多発性嚢胞腎は、残念ながら治療法が確立されていません。そのため検査で嚢胞が見つかったあとは、少しでも猫自身の苦痛をやわらげるための「対処療法」を継続していくことになります。

対処療法の主な目的は腎臓病と同じで、『体内の老廃物を排出させる』ことです。具体的には、点滴で脱水を緩和したり、活性炭の摂取で老廃物を出す治療などがあります。猫の状態に合わせてこれらの治療を施していくことで、進行を遅らせて猫の負担を減らすことが可能です。

また予防法に関しても、遺伝性疾患のため有効なものはありません。定期的に動物病院へ行き、早期発見を目指しましょう。心配な場合には、遺伝子検査で素因があるかどうかを調べることもできます。

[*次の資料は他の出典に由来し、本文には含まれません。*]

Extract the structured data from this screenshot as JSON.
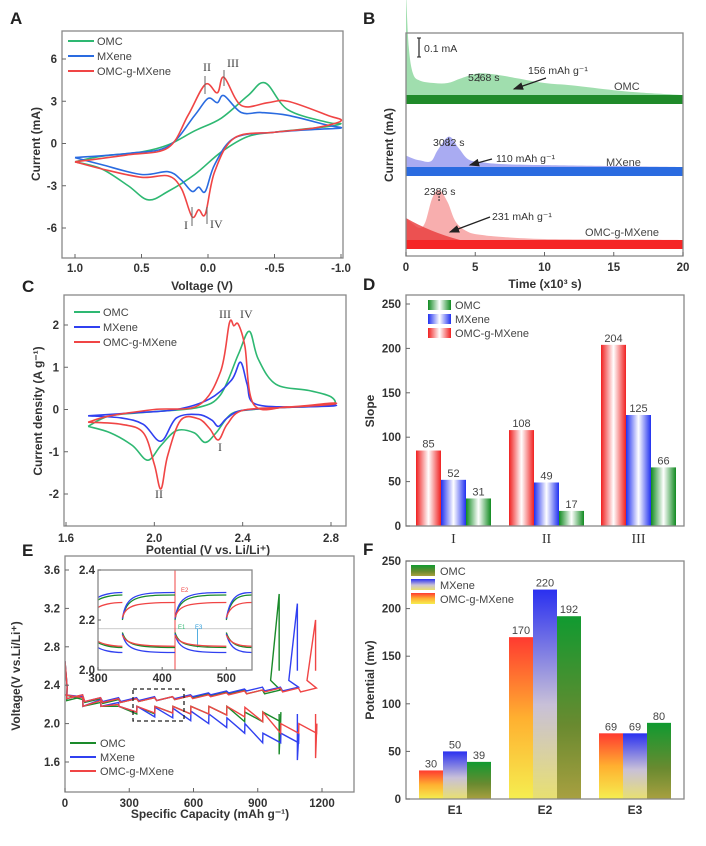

唯一ある予防法としては、多発性嚢胞腎の遺伝子をもった猫ちゃんを繁殖しないこと。これはとても大切なことです。

多く見られる猫種

ペルシャ

多発性嚢胞腎は遺伝子疾患なので、「なりやすい猫種」というものが存在します。多発性嚢胞腎になりやすいのは、ペルシャ、スコティッシュ・フォールド、エキゾチック・ショートヘアです。これらの猫種は他の種類に比べて、当該の発症遺伝子を持っている確率が高いことも検証されています。

またペルシャの近縁として、ペルシャ系の雑種も好発品種として知られています。スコティッシュ・フォールドやエキゾチック・ショートヘア系の雑種も同様です。

具体的な検証はされていませんが、アメリカンショートヘアー、ヒマラヤン、ブリティッシュ・ショートヘアなどの発症も多数報告されているようです。

まとめ

猫と飼い主

猫の遺伝性疾患である多発性嚢胞腎は、「嚢胞」が腎臓機能を低下させる疾患です。この嚢胞は徐々に腎臓機能を低下させるため、腎臓病のような症状を発症しながら、腎臓そのものも肥大します。最終的には尿毒症を引き起こして、命を奪ってしまうというものです。

遺伝性疾患であるがゆえに予防法もなく、一度発症すると完治しません。飼い主にとっては恐ろしい疾患ですが、進行が極めて遅いことが不幸中の幸い。状態に合わせた適切な対処療法を実施していくことで、腎臓機能をコントロールできる可能性があります。

ポイントになるのは、点滴やフードなど対処療法ではありますが適切な治療を行うこと。また嚢胞はゆっくりとはいえ徐々に大きくなり数も増えていくので、定期的な検査を欠かさないことも大切です。